«C'est à cause de la femme que le diable livre bataille aux serviteurs
de Dieu», dit le moine Eugène à sa fille Marie. Voilà pourquoi toute
présence féminine est en principe bannie du monastère. Mais l'Adversaire
connaît plus d'un tour pour braver l'interdit. Tantôt une petite fille
se fait passer pour un garçon afin de rester près de son père, devenu
moine après son veuvage. Tantôt une jeune femme échappe à un mariage
forcé en prenant l'aspect d'un eunuque. Travestissements sans retour, où
l'on est toujours en péril d'être démasqué. La vérité n'éclate qu'après
la mort de l'ascète, à l'occasion de sa toilette funèbre.
Mais la
femme peut aussi franchir la clôture monastique d'une façon
immatérielle, grâce aux fantasmes masculins. L'évêque Nonnos cherche en
vain, depuis tant d'années, à parer son âme de vertus dignes du Christ,
son divin époux, et c'est une prostituée, Pélagie d'Antioche, qui lui
donne, par les raffinements de sa toilette, l'image de la vraie ferveur!

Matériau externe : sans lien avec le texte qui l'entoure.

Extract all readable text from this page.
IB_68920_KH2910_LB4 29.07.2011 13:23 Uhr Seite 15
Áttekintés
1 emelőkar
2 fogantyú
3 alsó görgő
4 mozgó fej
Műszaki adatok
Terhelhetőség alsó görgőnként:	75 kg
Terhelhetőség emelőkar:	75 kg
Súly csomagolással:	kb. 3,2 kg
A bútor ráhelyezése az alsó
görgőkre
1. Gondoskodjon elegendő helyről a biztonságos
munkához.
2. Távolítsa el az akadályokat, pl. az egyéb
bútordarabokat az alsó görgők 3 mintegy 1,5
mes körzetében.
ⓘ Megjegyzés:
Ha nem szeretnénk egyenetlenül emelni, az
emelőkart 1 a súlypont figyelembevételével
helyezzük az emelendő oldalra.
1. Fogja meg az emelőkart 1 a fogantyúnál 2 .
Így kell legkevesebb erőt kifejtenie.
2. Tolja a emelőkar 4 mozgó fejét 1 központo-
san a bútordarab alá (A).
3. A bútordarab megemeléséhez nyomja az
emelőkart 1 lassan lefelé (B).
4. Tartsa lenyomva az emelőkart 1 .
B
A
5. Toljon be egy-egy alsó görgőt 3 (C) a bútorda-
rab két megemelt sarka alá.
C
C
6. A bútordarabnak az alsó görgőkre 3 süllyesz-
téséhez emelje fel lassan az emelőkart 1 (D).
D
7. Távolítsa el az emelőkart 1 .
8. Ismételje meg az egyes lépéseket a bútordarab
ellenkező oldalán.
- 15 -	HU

Zosime poursuit dans le désert l'ombre d'un maître insaisissable qui lui
enseignerait des mortifications inédites, et c'est Marie l'Égyptienne,
la courtisane repentie, qui lui révèle les grâces prodigieuses réservées
à la repentance parfaite.
Comment qualifier de tels romans? Rêves
érotiques ou «histoires utiles à l'âme»? La trame est fabuleuse, mais le
cadre est réel. Loin des mégapoles corruptrices d'Alexandrie, d'Antioche
et de Constantinople, les moines du désert comptent parmi eux de
prodigieux «vieillards», à qui le mérite de leur ascèse ouvre un compte
illimité au trésor des miséricordes divines.
Le récit de leurs
exploits a connu un succès foudroyant de l'Égypte au Caucase et jusqu'à
l'Occident latin. Rutebeuf et Villon en étaient nourris. L'intérêt des
versions géorgiennes que publie Nana Mirachvili-Springer est de nous
découvrir une couche rédactionnelle plus ancienne que la vulgate grecque
et d'offrir de précieux repères pour reconstituer la genèse du genre,
depuis l'anecdote monastique jusqu'à la fiction la plus élaborée.